[SPARK-39955][CORE] Improve LaunchTask process to avoid Stage failures caused by fail-to-send LaunchTask messages #37384

kevin85421 · 2022-08-03T00:06:22Z

What changes were proposed in this pull request?

A. Non-Task Failure: Driver does not send any LaunchTask message to Executor, and thus there is no running task on Executor. It is impossible to be Task Failure.

B. Non-Task Failure: If a RPC failure happens before receiving the StatusUpdate message from Executor, it is Non-Task Failure because the task does not start to run in Executor.

C. Task Failure: If there is any running task in the Executor, we will recognize the RPC failure as Task Failure.

D. Non-Task Failure: There is no running task on the Executor when all tasks on the Executor are in finished states (FINISHED, FAILED, KILLED, LOST). Hence, the RPC failures in this phase are Non-Task Failure.

Why are the changes needed?

There are two possible reasons, including Non-Task Failure and Task Failure, to make RPC failures.

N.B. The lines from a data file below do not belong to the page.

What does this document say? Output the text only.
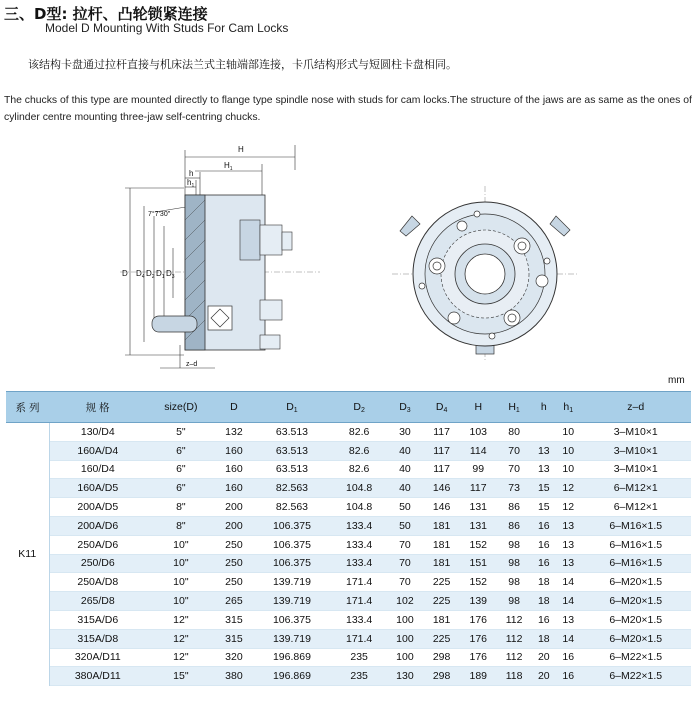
三、D型: 拉杆、凸轮锁紧连接
Model D Mounting With Studs For Cam Locks
该结构卡盘通过拉杆直接与机床法兰式主轴端部连接，卡爪结构形式与短圆柱卡盘相同。
The chucks of this type are mounted directly to flange type spindle nose with studs for cam locks.The structure of the jaws are as same as the ones of cylinder centre mounting three-jaw self-centring chucks.
H
$H_1$
h
$h_1$
7°7'30"
D $D_4$ $D_2$ $D_1$ $D_3$
z–d
mm
系 列	规 格	size(D)	D	$D_1$	$D_2$	$D_3$	$D_4$	H	$H_1$	h	$h_1$	z–d
K11	130/D4	5"	132	63.513	82.6	30	117	103	80		10	3–M10×1
	160A/D4	6"	160	63.513	82.6	40	117	114	70	13	10	3–M10×1
	160/D4	6"	160	63.513	82.6	40	117	99	70	13	10	3–M10×1
	160A/D5	6"	160	82.563	104.8	40	146	117	73	15	12	6–M12×1
	200A/D5	8"	200	82.563	104.8	50	146	131	86	15	12	6–M12×1
	200A/D6	8"	200	106.375	133.4	50	181	131	86	16	13	6–M16×1.5
	250A/D6	10"	250	106.375	133.4	70	181	152	98	16	13	6–M16×1.5
	250/D6	10"	250	106.375	133.4	70	181	151	98	16	13	6–M16×1.5
	250A/D8	10"	250	139.719	171.4	70	225	152	98	18	14	6–M20×1.5
	265/D8	10"	265	139.719	171.4	102	225	139	98	18	14	6–M20×1.5
	315A/D6	12"	315	106.375	133.4	100	181	176	112	16	13	6–M20×1.5
	315A/D8	12"	315	139.719	171.4	100	225	176	112	18	14	6–M20×1.5
	320A/D11	12"	320	196.869	235	100	298	176	112	20	16	6–M22×1.5
	380A/D11	15"	380	196.869	235	130	298	189	118	20	16	6–M22×1.5
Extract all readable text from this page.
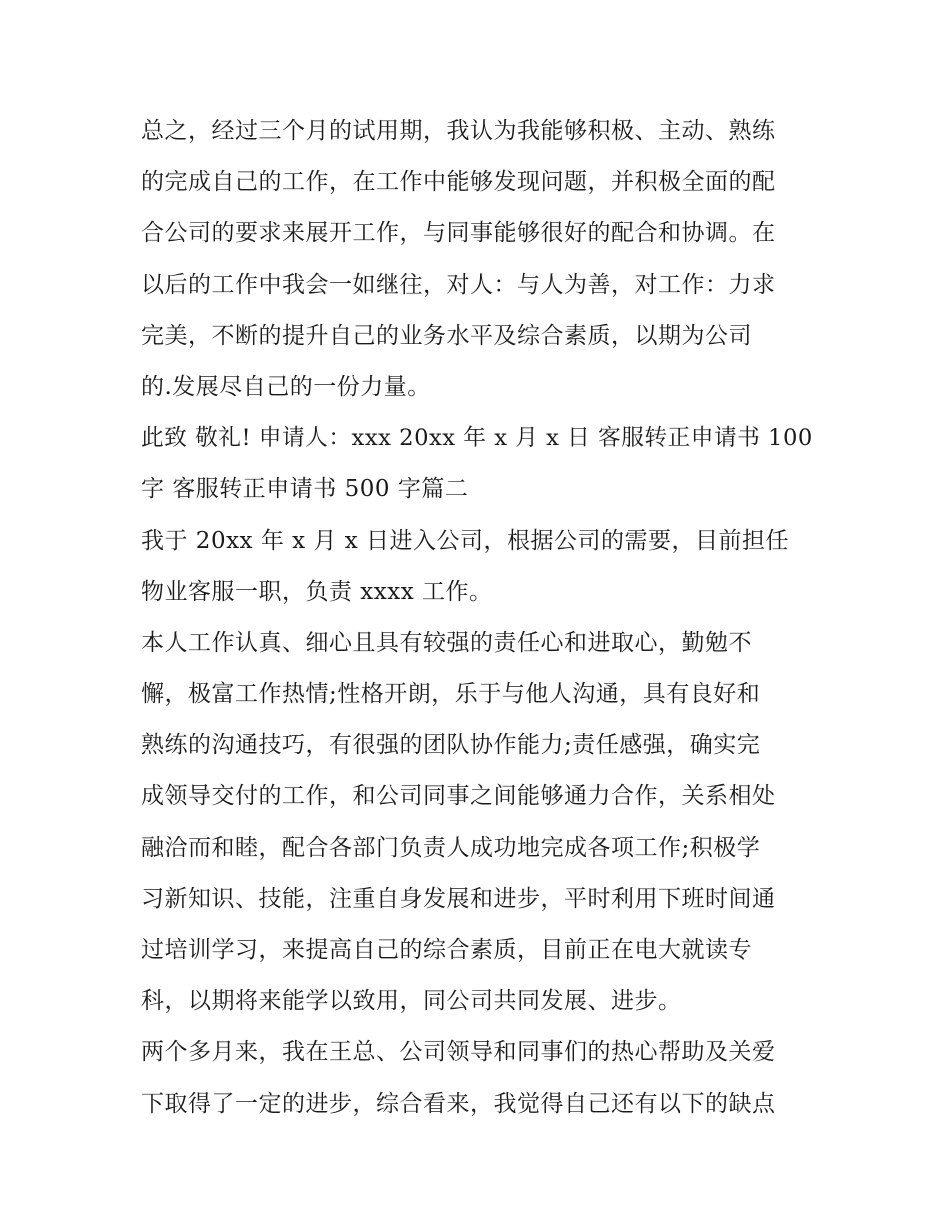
总之，经过三个月的试用期，我认为我能够积极、主动、熟练
的完成自己的工作，在工作中能够发现问题，并积极全面的配
合公司的要求来展开工作，与同事能够很好的配合和协调。在
以后的工作中我会一如继往，对人：与人为善，对工作：力求
完美，不断的提升自己的业务水平及综合素质，以期为公司
的.发展尽自己的一份力量。
此致 敬礼! 申请人：xxx 20xx 年 x 月 x 日 客服转正申请书 100
字 客服转正申请书 500 字篇二
我于 20xx 年 x 月 x 日进入公司，根据公司的需要，目前担任
物业客服一职，负责 xxxx 工作。
本人工作认真、细心且具有较强的责任心和进取心，勤勉不
懈，极富工作热情;性格开朗，乐于与他人沟通，具有良好和
熟练的沟通技巧，有很强的团队协作能力;责任感强，确实完
成领导交付的工作，和公司同事之间能够通力合作，关系相处
融洽而和睦，配合各部门负责人成功地完成各项工作;积极学
习新知识、技能，注重自身发展和进步，平时利用下班时间通
过培训学习，来提高自己的综合素质，目前正在电大就读专
科，以期将来能学以致用，同公司共同发展、进步。
两个多月来，我在王总、公司领导和同事们的热心帮助及关爱
下取得了一定的进步，综合看来，我觉得自己还有以下的缺点
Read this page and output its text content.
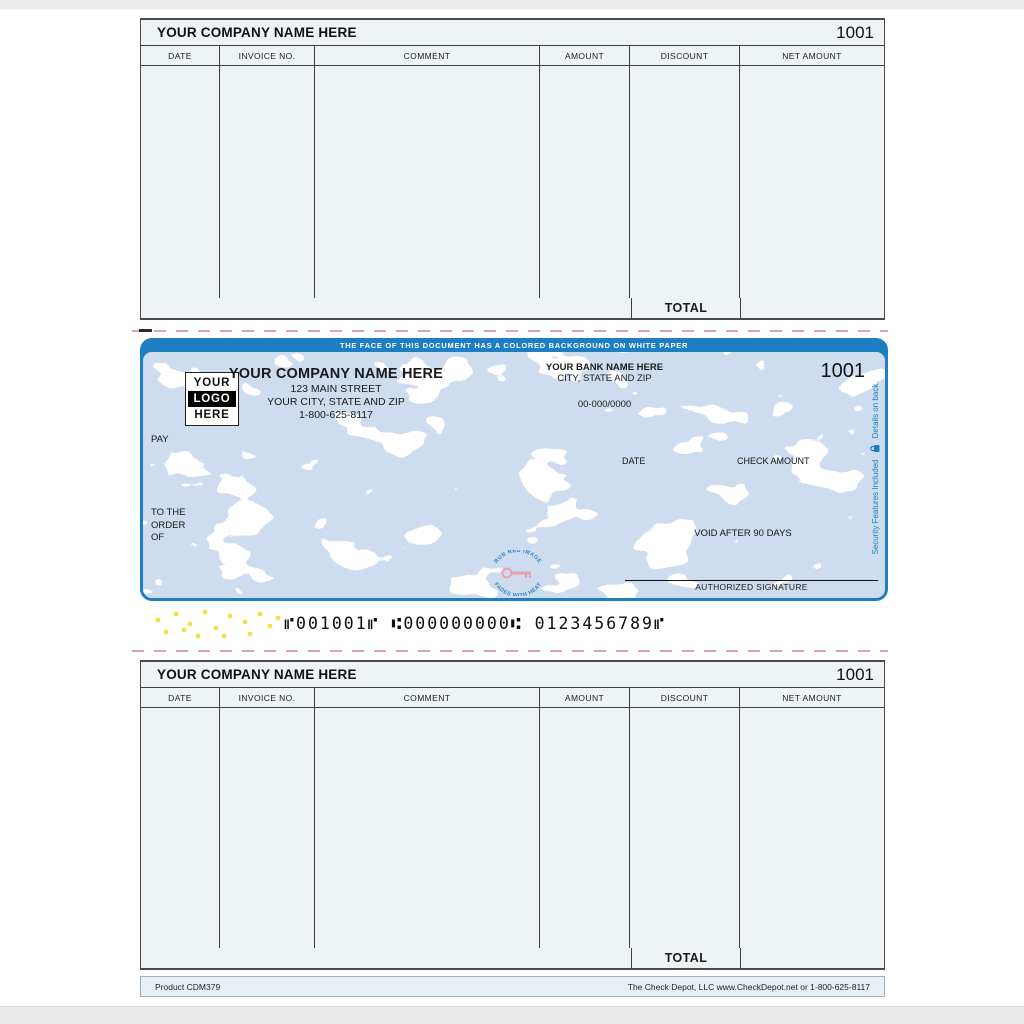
YOUR COMPANY NAME HERE	1001
DATE	INVOICE NO.	COMMENT	AMOUNT	DISCOUNT	NET AMOUNT
TOTAL
THE FACE OF THIS DOCUMENT HAS A COLORED BACKGROUND ON WHITE PAPER
YOUR
LOGO
HERE
YOUR COMPANY NAME HERE
123 MAIN STREET
YOUR CITY, STATE AND ZIP
1-800-625-8117
YOUR BANK NAME HERE
CITY, STATE AND ZIP
00-000/0000
1001
PAY
TO THE
ORDER
OF
DATE	CHECK AMOUNT
VOID AFTER 90 DAYS
AUTHORIZED SIGNATURE
RUB RED IMAGE
FADES WITH HEAT
Security Features Included
Details on back.
⑈001001⑈ ⑆000000000⑆ 0123456789⑈
YOUR COMPANY NAME HERE	1001
DATE	INVOICE NO.	COMMENT	AMOUNT	DISCOUNT	NET AMOUNT
TOTAL
Product CDM379	The Check Depot, LLC www.CheckDepot.net or 1-800-625-8117
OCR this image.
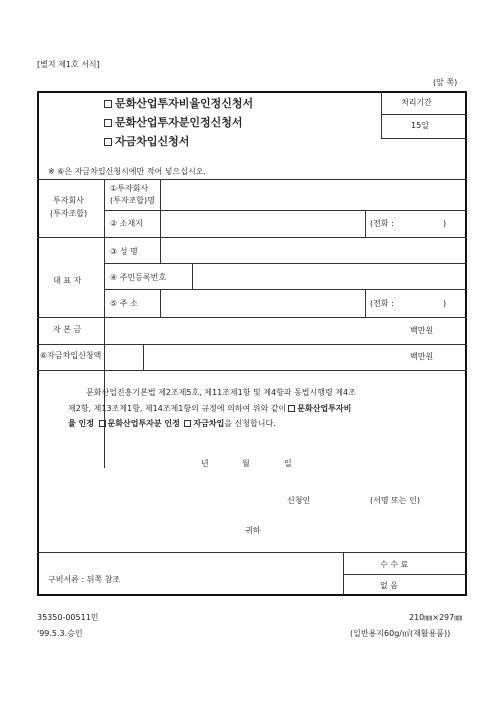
[별지 제1호 서식]
(앞 쪽)
문화산업투자비율인정신청서
문화산업투자분인정신청서
자금차입신청서
처리기간
15일
※ ⑥은 자금차입신청시에만 적어 넣으십시오.
투자회사
(투자조합)
①투자회사
(투자조합)명
② 소재지	(전화 :	)
대 표 자
③ 성 명
④ 주민등록번호
⑤ 주 소	(전화 :	)
자 본 금	백만원
⑥자금차입신청액	백만원
문화산업진흥기본법 제2조제5호, 제11조제1항 및 제4항과 동법시행령 제4조
제2항, 제13조제1항, 제14조제1항의 규정에 의하여 위와 같이 문화산업투자비
율 인정 문화산업투자분 인정 자금차입을 신청합니다.
년	월	일
신청인	(서명 또는 인)
귀하
구비서류 : 뒤쪽 참조
수 수 료
없 음
35350-00511민
'99.5.3.승인
210㎜×297㎜
(일반용지60g/㎡(재활용품))
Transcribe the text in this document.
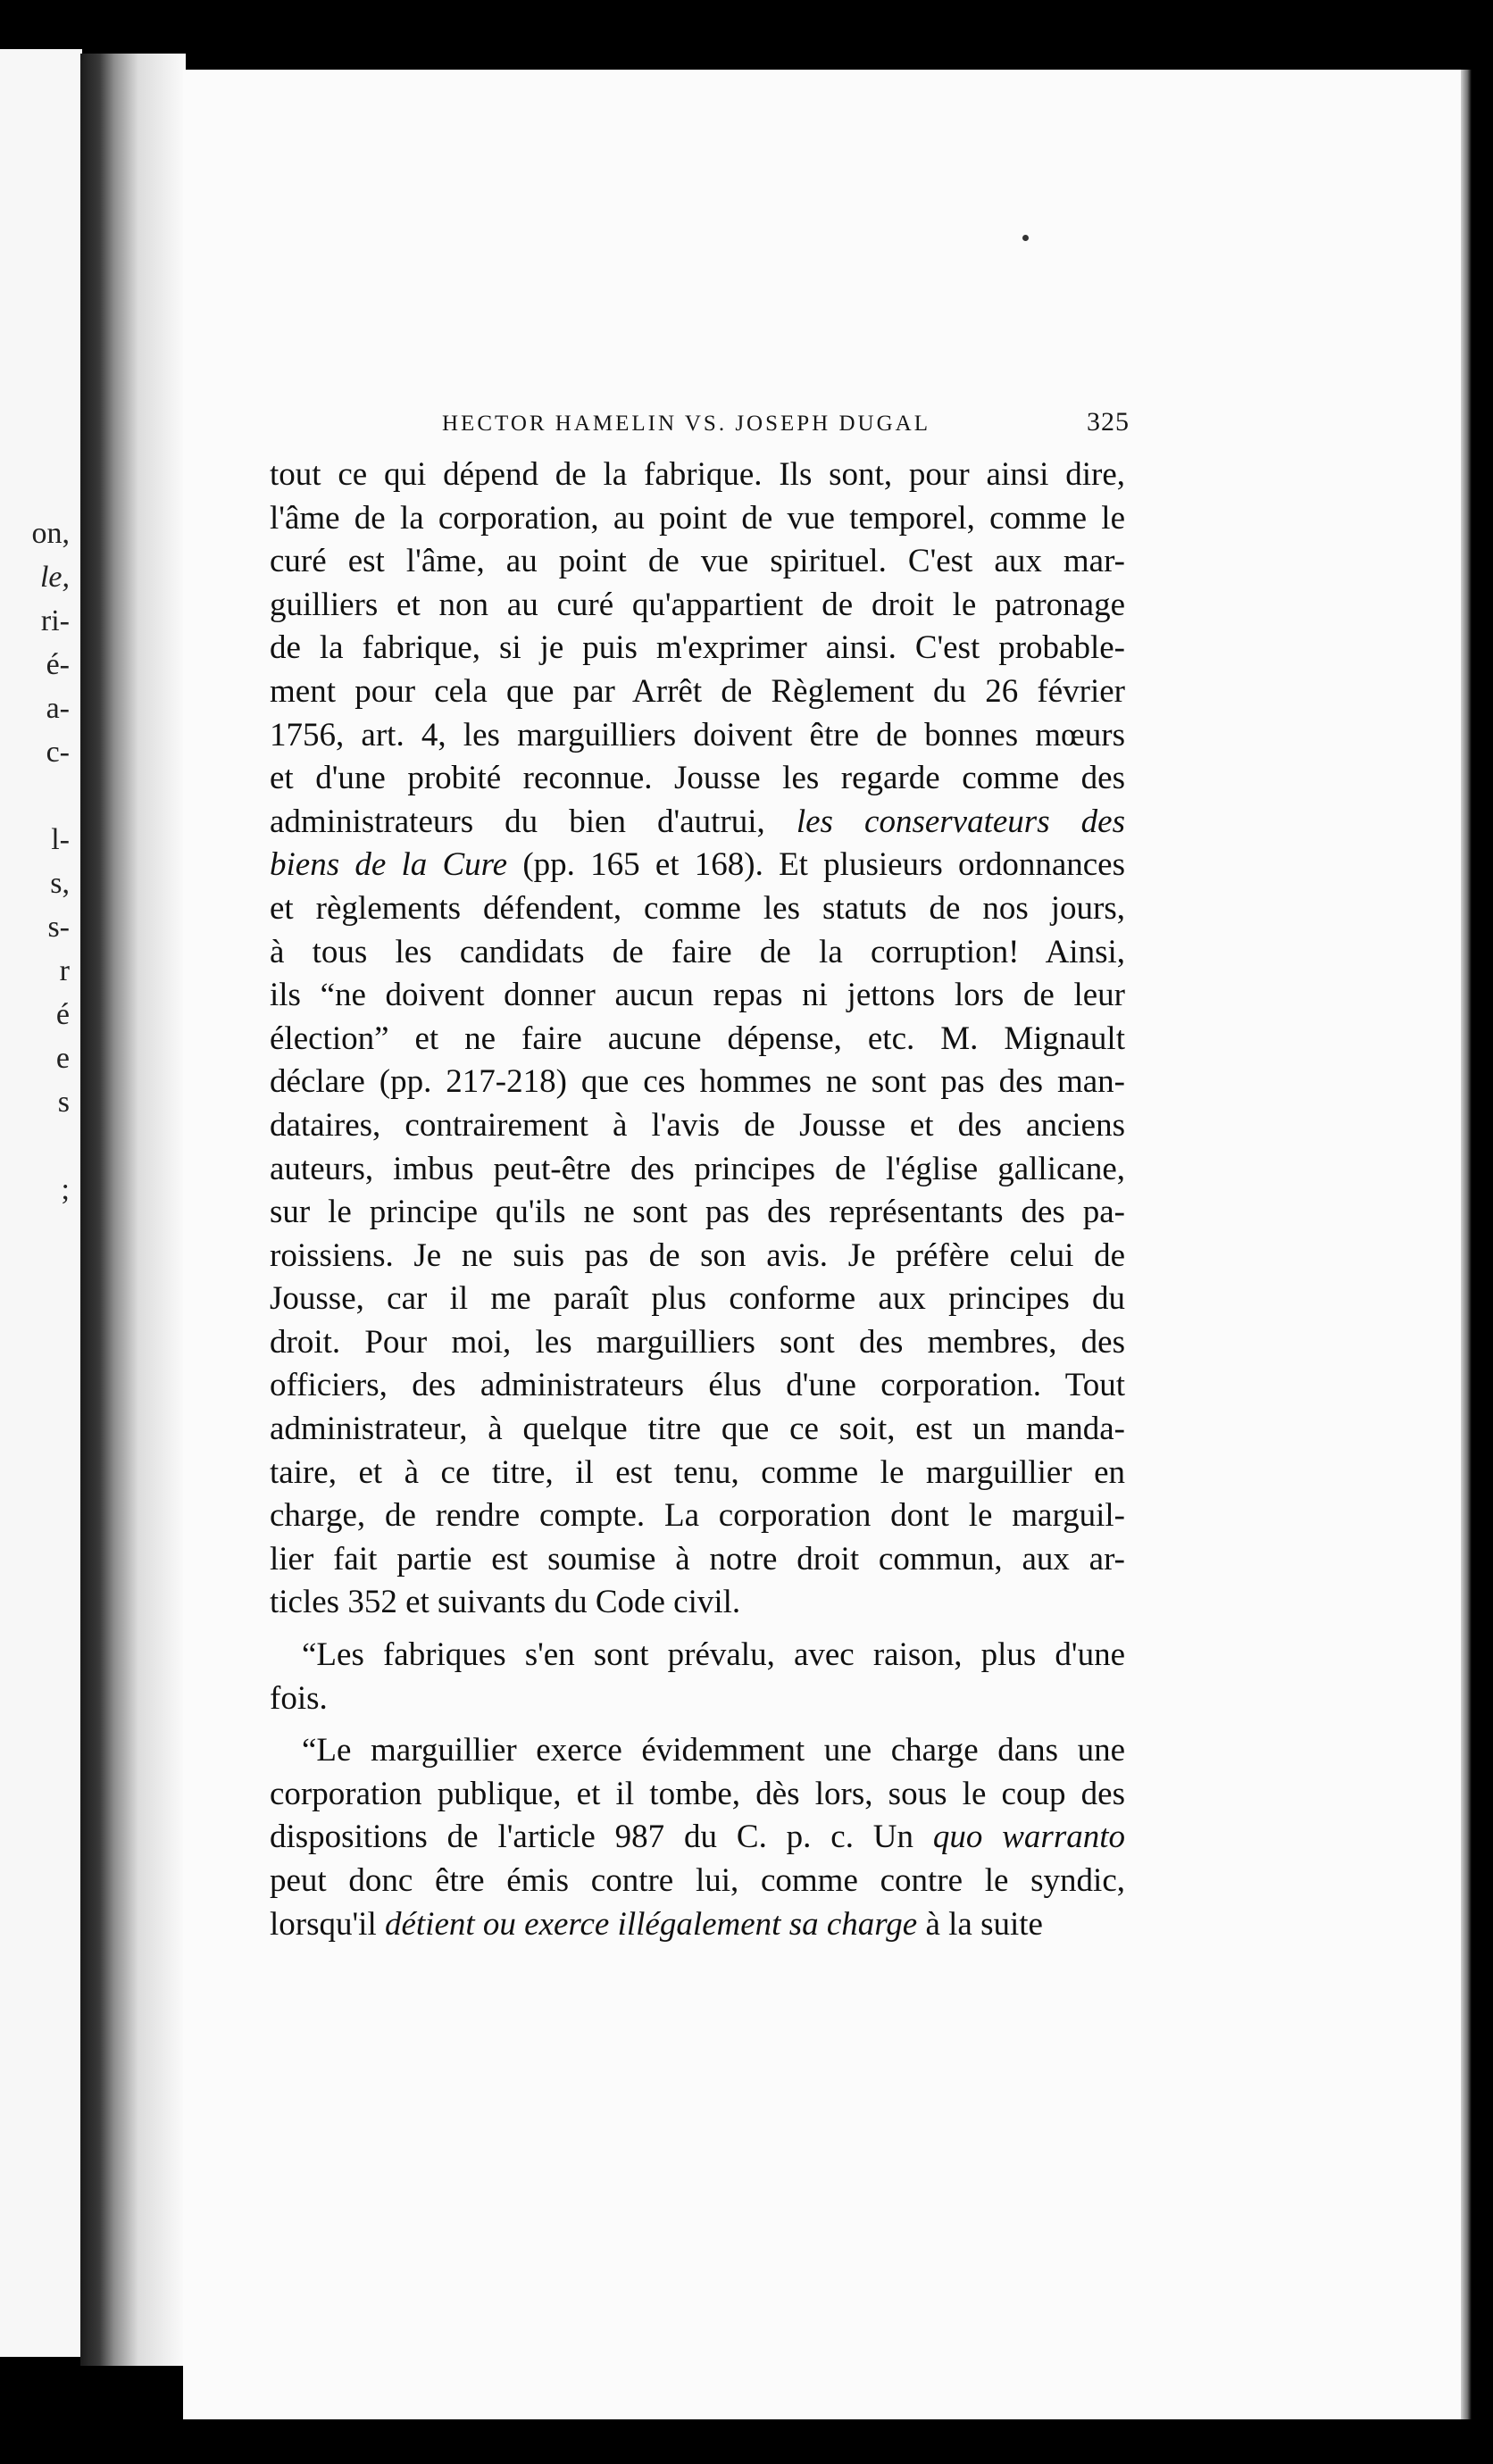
on,
le,
ri-
é-
a-
c-
l-
s,
s-
r
é
e
s
;
HECTOR HAMELIN VS. JOSEPH DUGAL	325
tout ce qui dépend de la fabrique. Ils sont, pour ainsi dire,
l'âme de la corporation, au point de vue temporel, comme le
curé est l'âme, au point de vue spirituel. C'est aux mar-
guilliers et non au curé qu'appartient de droit le patronage
de la fabrique, si je puis m'exprimer ainsi. C'est probable-
ment pour cela que par Arrêt de Règlement du 26 février
1756, art. 4, les marguilliers doivent être de bonnes mœurs
et d'une probité reconnue. Jousse les regarde comme des
administrateurs du bien d'autrui, les conservateurs des
biens de la Cure (pp. 165 et 168). Et plusieurs ordonnances
et règlements défendent, comme les statuts de nos jours,
à tous les candidats de faire de la corruption! Ainsi,
ils “ne doivent donner aucun repas ni jettons lors de leur
élection” et ne faire aucune dépense, etc. M. Mignault
déclare (pp. 217-218) que ces hommes ne sont pas des man-
dataires, contrairement à l'avis de Jousse et des anciens
auteurs, imbus peut-être des principes de l'église gallicane,
sur le principe qu'ils ne sont pas des représentants des pa-
roissiens. Je ne suis pas de son avis. Je préfère celui de
Jousse, car il me paraît plus conforme aux principes du
droit. Pour moi, les marguilliers sont des membres, des
officiers, des administrateurs élus d'une corporation. Tout
administrateur, à quelque titre que ce soit, est un manda-
taire, et à ce titre, il est tenu, comme le marguillier en
charge, de rendre compte. La corporation dont le marguil-
lier fait partie est soumise à notre droit commun, aux ar-
ticles 352 et suivants du Code civil.
“Les fabriques s'en sont prévalu, avec raison, plus d'une
fois.
“Le marguillier exerce évidemment une charge dans une
corporation publique, et il tombe, dès lors, sous le coup des
dispositions de l'article 987 du C. p. c. Un quo warranto
peut donc être émis contre lui, comme contre le syndic,
lorsqu'il détient ou exerce illégalement sa charge à la suite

(1) Task Failure: The network is good, but the task causes the executor's JVM crash. Hence, RPC fails.
(2) Non-Task Failure: The executor works well, but the network between Driver and Executor is broken. Hence, RPC fails.

We should handle these two different kinds of failure in different ways. First, if the failure is Task Failure, we should increment the variable numFailures. If the value of numFailures is larger than a threshold, Spark will label the job failed. Second, if the failure is Non-Task Failure, we will not increment the variable numFailures. We will just assign the task to a new executor. Hence, the job will not be recognized as failed due to Non-Task Failure.

However, currently, Spark recognizes every RPC failure as Task Failure. Hence, this PR aims to categorize RPC failures into two categories, Task Failure and Network Failure.

Does this PR introduce any user-facing change?

No

How was this patch tested?

build/sbt "core/testOnly *TaskSchedulerImplSuite -- -z SPARK-39955"
build/sbt "core/testOnly *TaskSetManagerSuite"

kevin85421 · 2022-08-03T00:15:26Z

cc. @Ngone51 @jiangxb1987

AmplabJenkins · 2022-08-04T05:07:11Z

Can one of the admins verify this patch?

mridulm · 2022-08-04T20:36:12Z

I am trying to understand what is the actual usecase we are trying to target here.
There is a behavior change here which has nontrivial implications - and I want to understand why we are doing this.

kevin85421 · 2022-08-04T22:30:53Z

Hi @mridulm,

Task Failure vs Non-Task Failure

We can categorize executor loss reasons into two categories.

(1) Task Failure: The network is good, but the task causes the executor's JVM crash. Hence, executor loses. Take the following as an example, the tasks will close executor's JVM by System.exit(0). If the executor loss is caused by Task Failure, we should increment the variable numFailures. If the value of numFailures is larger than a threshold, Spark will label the job failed.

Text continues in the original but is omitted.